Stressing on the originality of the approach, he said, “… we are now planning an architecturally-built cyberspace jurisprudence, rather than doing it piecemeal and a catch-up mode. Our approach now is exactly in keeping with the Aatmanirbhar Bharat principles and the success we have had in the fintech space and replicating it in other areas.”

According to Chandrasekhar, India is not opposed to Big Tech, but it must be ensured that the norms and regulations in India do not allow Big Tech platforms to be weaponized intentionally, wittingly, or inadvertently by any other force. “We cannot allow our cyberspace and digital economy to ever be undermined by anybody or any force outside our borders. That is the point of Aatmanirbhar internet,” he said.

Concerning the symmetry between the ease of doing business and the clampdown on digital weaponization

“There is no clamping down. Nobody clamps down on such weaponisation,” Chandrasekhar said. “I use the phrase weaponisation to understand the implication if you do not create an Aatmanirbhar Bharat and cyberspace. That is a real issue today that all policymakers should be concerned about,” he further added.

The Minister noted that public policymakers are concerned about the weaponization of the internet and the usage of the internet when the largest and most dominant platforms are of an external jurisdiction. He explained using the example of cryptocurrency legislation in India. He remarked that the Reserve Bank must govern this because otherwise, a mess would be created without a good grasp of how those will be controlled or how the exchange controls will be addressed.

Rajeev Chandrasekhar went on to explain that the internet is currently in a state of turmoil. This is because governments all around the globe have long permitted them to pretend to be innovators. All public officials must perceive the internet as both an innovator and a startup on the one hand, and as an area that requires extensive public policy interventions to assure user safety and non-weaponization of the internet on the other.

How prepared are we now for such weaponization?

“Our neighbours and state actors are actively using the internet against us. Kargil War was televised,” he responded. “Russia-Ukraine is now becoming a conflict where the internet is actively weaponised by both sides…What I am saying is that when two nations have gone head-to-head in conflict, they have, in addition to using tanks, bombs, jets and drones, actively used the internet,” Chandrasekhar further added.

He stated that, unlike in the past, when regulations lagged behind innovation, the law, in this case, should be in sync with innovation.

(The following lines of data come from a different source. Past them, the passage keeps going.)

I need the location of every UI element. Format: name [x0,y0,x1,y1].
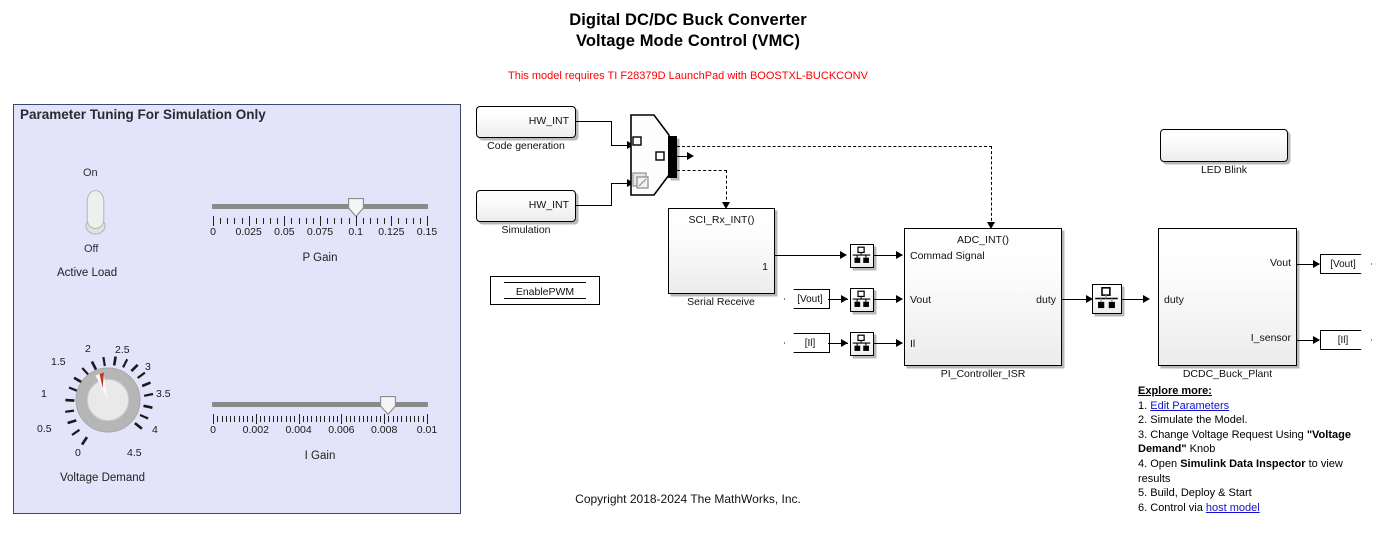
slider-tick-minor [273,416,274,422]
code-generation-block[interactable]: HW_INT [476,106,576,138]
slider-tick-minor [294,416,295,422]
dcdc-buck-plant-block[interactable]: duty Vout I_sensor [1158,228,1297,366]
slider-tick-major [213,414,214,424]
plant-output-vout: Vout [1270,257,1291,269]
slider-tick-minor [363,218,364,224]
slider-tick-minor [316,416,317,422]
slider-tick-minor [230,416,231,422]
voltage-demand-label: Voltage Demand [60,472,145,484]
toggle-switch-icon [82,185,109,235]
knob-tick-1: 1 [41,388,47,400]
explore-item-3-text: Change Voltage Request Using "Voltage De… [1138,429,1351,456]
slider-tick-major [356,216,357,226]
slider-tick-minor [252,416,253,422]
rate-transition-block-2[interactable] [850,288,874,312]
pi-output-duty: duty [1036,294,1056,306]
slider-tick-minor [393,416,394,422]
slider-tick-minor [350,416,351,422]
p-gain-slider[interactable]: 00.0250.050.0750.10.1250.15 P Gain [205,196,435,256]
slider-tick-minor [277,218,278,224]
i-gain-tick-labels: 00.0020.0040.0060.0080.01 [205,424,435,438]
wire-sim-h [576,205,612,206]
pi-input-command-signal: Commad Signal [910,250,985,262]
slider-tick-minor [270,218,271,224]
slider-tick-minor [349,218,350,224]
slider-tick-minor [290,416,291,422]
slider-tick-minor [327,218,328,224]
arrow-rt1-in [840,251,847,259]
slider-tick-minor [414,416,415,422]
slider-tick-minor [359,416,360,422]
slider-tick-minor [337,416,338,422]
knob-tick-4-5: 4.5 [127,447,142,459]
slider-tick-label: 0.1 [348,226,363,238]
copyright-notice: Copyright 2018-2024 The MathWorks, Inc. [0,492,1376,506]
explore-more-header: Explore more: [1138,384,1368,399]
slider-tick-minor [406,218,407,224]
explore-item-2-text: Simulate the Model. [1150,414,1247,426]
i-gain-label: I Gain [205,450,435,462]
slider-tick-minor [313,218,314,224]
slider-tick-minor [234,218,235,224]
knob-tick-2: 2 [85,343,91,355]
arrow-mux-in [687,152,694,160]
slider-tick-minor [371,416,372,422]
pi-controller-text: ADC_INT() [905,234,1061,246]
slider-tick-minor [380,416,381,422]
enable-pwm-block[interactable]: EnablePWM [490,276,600,305]
slider-tick-minor [420,218,421,224]
arrow-goto-il [1313,336,1320,344]
rate-transition-block-4[interactable] [1092,284,1122,314]
arrow-ctrl-in2 [896,295,903,303]
slider-tick-minor [346,416,347,422]
slider-tick-minor [354,416,355,422]
slider-tick-minor [320,416,321,422]
p-gain-label: P Gain [205,252,435,264]
slider-tick-minor [413,218,414,224]
wire-sim-v [611,183,612,206]
rate-transition-icon [1093,285,1120,312]
slider-tick-minor [418,416,419,422]
explore-item-1-num: 1. [1138,400,1147,412]
slider-tick-label: 0 [210,226,216,238]
serial-receive-port-1: 1 [762,261,768,273]
slider-tick-minor [291,218,292,224]
slider-tick-minor [243,416,244,422]
slider-tick-label: 0.025 [236,226,262,238]
arrow-ctrl-in1 [896,251,903,259]
knob-tick-0: 0 [75,447,81,459]
slider-thumb-icon [380,396,396,415]
slider-tick-minor [398,218,399,224]
slider-tick-minor [281,416,282,422]
slider-tick-minor [277,416,278,422]
goto-tag-il-label: [Il] [1338,335,1349,346]
wire-codegen-v [611,121,612,145]
i-gain-slider[interactable]: 00.0020.0040.0060.0080.01 I Gain [205,394,435,454]
explore-item-2-num: 2. [1138,414,1147,426]
slider-thumb-icon [348,198,364,217]
goto-tag-vout-label: [Vout] [1330,259,1356,270]
interrupt-line-sci-v [726,170,727,205]
knob-tick-3: 3 [145,361,151,373]
slider-tick-minor [333,416,334,422]
interrupt-line-adc-v [991,146,992,226]
p-gain-track[interactable] [212,204,428,209]
slider-tick-minor [363,416,364,422]
slider-tick-minor [401,416,402,422]
knob-tick-3-5: 3.5 [156,388,171,400]
slider-tick-label: 0.006 [328,424,354,436]
rate-transition-icon [851,333,872,354]
slider-tick-label: 0.075 [307,226,333,238]
slider-tick-minor [227,218,228,224]
slider-tick-minor [256,218,257,224]
slider-tick-minor [260,416,261,422]
panel-title: Parameter Tuning For Simulation Only [20,107,266,122]
slider-tick-major [384,414,385,424]
knob-icon [58,348,158,448]
slider-tick-minor [388,416,389,422]
arrow-rt2-in [841,295,848,303]
arrow-plant-in [1143,295,1150,303]
plant-label: DCDC_Buck_Plant [1158,368,1297,380]
slider-tick-minor [384,218,385,224]
code-generation-label: Code generation [476,140,576,152]
rate-transition-icon [851,245,872,266]
led-blink-label: LED Blink [1160,164,1288,176]
rate-transition-icon [851,289,872,310]
slider-tick-label: 0.01 [417,424,437,436]
slider-tick-minor [307,416,308,422]
p-gain-tick-row [205,216,435,226]
p-gain-tick-labels: 00.0250.050.0750.10.1250.15 [205,226,435,240]
slider-tick-minor [264,416,265,422]
wire-codegen-h [576,121,612,122]
slider-tick-minor [226,416,227,422]
knob-tick-4: 4 [152,424,158,436]
enable-pwm-label: EnablePWM [491,286,599,298]
toggle-off-label: Off [84,243,98,255]
explore-item-4-text: Open Simulink Data Inspector to view res… [1138,458,1343,485]
copyright-text: Copyright 2018-2024 The MathWorks, Inc. [575,492,801,506]
slider-tick-minor [376,416,377,422]
explore-item-2: 2. Simulate the Model. [1138,413,1368,428]
interrupt-line-adc-h [677,146,992,147]
explore-item-3: 3. Change Voltage Request Using "Voltage… [1138,428,1368,457]
rate-transition-block-3[interactable] [850,332,874,356]
pi-input-vout: Vout [910,294,931,306]
from-tag-vout-label: [Vout] [797,294,823,305]
toggle-on-label: On [83,167,98,179]
goto-tag-il[interactable]: [Il] [1320,330,1372,350]
interrupt-mux-block[interactable] [668,136,677,178]
slider-tick-minor [311,416,312,422]
from-tag-il[interactable]: [Il] [784,333,830,353]
slider-tick-major [249,216,250,226]
variant-source-block[interactable] [628,113,670,193]
active-load-toggle-switch[interactable] [82,185,109,235]
slider-tick-minor [423,416,424,422]
knob-tick-1-5: 1.5 [51,356,66,368]
title-line-2: Voltage Mode Control (VMC) [0,31,1376,52]
slider-tick-minor [286,416,287,422]
slider-tick-minor [397,416,398,422]
active-load-label: Active Load [57,267,117,279]
slider-tick-minor [329,416,330,422]
slider-tick-label: 0.004 [285,424,311,436]
explore-item-4: 4. Open Simulink Data Inspector to view … [1138,457,1368,486]
slider-tick-major [391,216,392,226]
slider-tick-minor [217,416,218,422]
slider-tick-label: 0.002 [243,424,269,436]
from-tag-il-label: [Il] [805,338,816,349]
arrow-rt3-in [841,339,848,347]
enable-pwm-bar-top [504,282,586,283]
pi-controller-isr-block[interactable]: ADC_INT() Commad Signal Vout Il duty [904,228,1062,366]
slider-tick-major [213,216,214,226]
wire-serial-to-rt [775,255,843,256]
slider-tick-minor [410,416,411,422]
slider-tick-minor [367,416,368,422]
simulation-block[interactable]: HW_INT [476,190,576,222]
i-gain-thumb[interactable] [380,396,396,415]
serial-receive-label: Serial Receive [661,296,781,308]
i-gain-tick-row [205,414,435,424]
slider-tick-major [320,216,321,226]
slider-tick-label: 0 [210,424,216,436]
voltage-demand-knob[interactable] [58,348,158,448]
slider-tick-minor [324,416,325,422]
slider-tick-minor [341,218,342,224]
slider-tick-minor [222,416,223,422]
plant-input-duty: duty [1164,294,1184,306]
slider-tick-minor [234,416,235,422]
led-blink-block[interactable] [1160,129,1288,162]
slider-tick-minor [242,218,243,224]
slider-tick-minor [334,218,335,224]
pi-controller-label: PI_Controller_ISR [904,368,1062,380]
slider-tick-major [341,414,342,424]
knob-tick-2-5: 2.5 [115,344,130,356]
title-line-1: Digital DC/DC Buck Converter [0,10,1376,31]
slider-tick-minor [406,416,407,422]
slider-tick-minor [306,218,307,224]
slider-tick-label: 0.05 [274,226,294,238]
knob-tick-0-5: 0.5 [37,423,52,435]
interrupt-line-sci-h [677,170,727,171]
slider-tick-label: 0.15 [417,226,437,238]
pi-input-il: Il [910,338,915,350]
slider-tick-minor [303,416,304,422]
slider-tick-minor [263,218,264,224]
explore-item-1: 1. Edit Parameters [1138,399,1368,414]
slider-tick-major [427,216,428,226]
simulation-text: HW_INT [529,199,569,211]
from-tag-vout[interactable]: [Vout] [784,289,830,309]
rate-transition-block-1[interactable] [850,244,874,268]
enable-pwm-bar-bottom [504,298,586,299]
plant-output-isensor: I_sensor [1251,332,1291,344]
arrow-goto-vout [1313,260,1320,268]
explore-item-3-num: 3. [1138,429,1147,441]
serial-receive-text: SCI_Rx_INT() [669,214,774,226]
slider-tick-label: 0.008 [371,424,397,436]
slider-tick-minor [220,218,221,224]
explore-item-4-num: 4. [1138,458,1147,470]
code-generation-text: HW_INT [529,115,569,127]
p-gain-thumb[interactable] [348,198,364,217]
slider-tick-minor [299,218,300,224]
slider-tick-minor [239,416,240,422]
slider-tick-minor [247,416,248,422]
slider-tick-minor [370,218,371,224]
edit-parameters-link[interactable]: Edit Parameters [1150,400,1229,412]
serial-receive-block[interactable]: SCI_Rx_INT() 1 [668,208,775,294]
page-title: Digital DC/DC Buck Converter Voltage Mod… [0,10,1376,52]
slider-tick-minor [377,218,378,224]
slider-tick-major [256,414,257,424]
arrow-ctrl-in3 [896,339,903,347]
slider-tick-minor [269,416,270,422]
hardware-requirement-note: This model requires TI F28379D LaunchPad… [0,70,1376,82]
simulation-label: Simulation [476,224,576,236]
slider-tick-major [284,216,285,226]
slider-tick-major [427,414,428,424]
goto-tag-vout[interactable]: [Vout] [1320,254,1372,274]
slider-tick-label: 0.125 [378,226,404,238]
slider-tick-major [299,414,300,424]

“The domestic laws must make it very difficult for the intermediaries who are jurisdictionally present in India, to be weaponised against the interest of India and its citizens. That can only be done through laws,” he said.

According to Rajeev Chandrasekhar, preventing the weaponization of the Internet and splinter networks, as well as preventing huge influence, monopolisation, and cartelization, is an equal public policy priority, and we need the “policy to keep pace rather than play catch up.”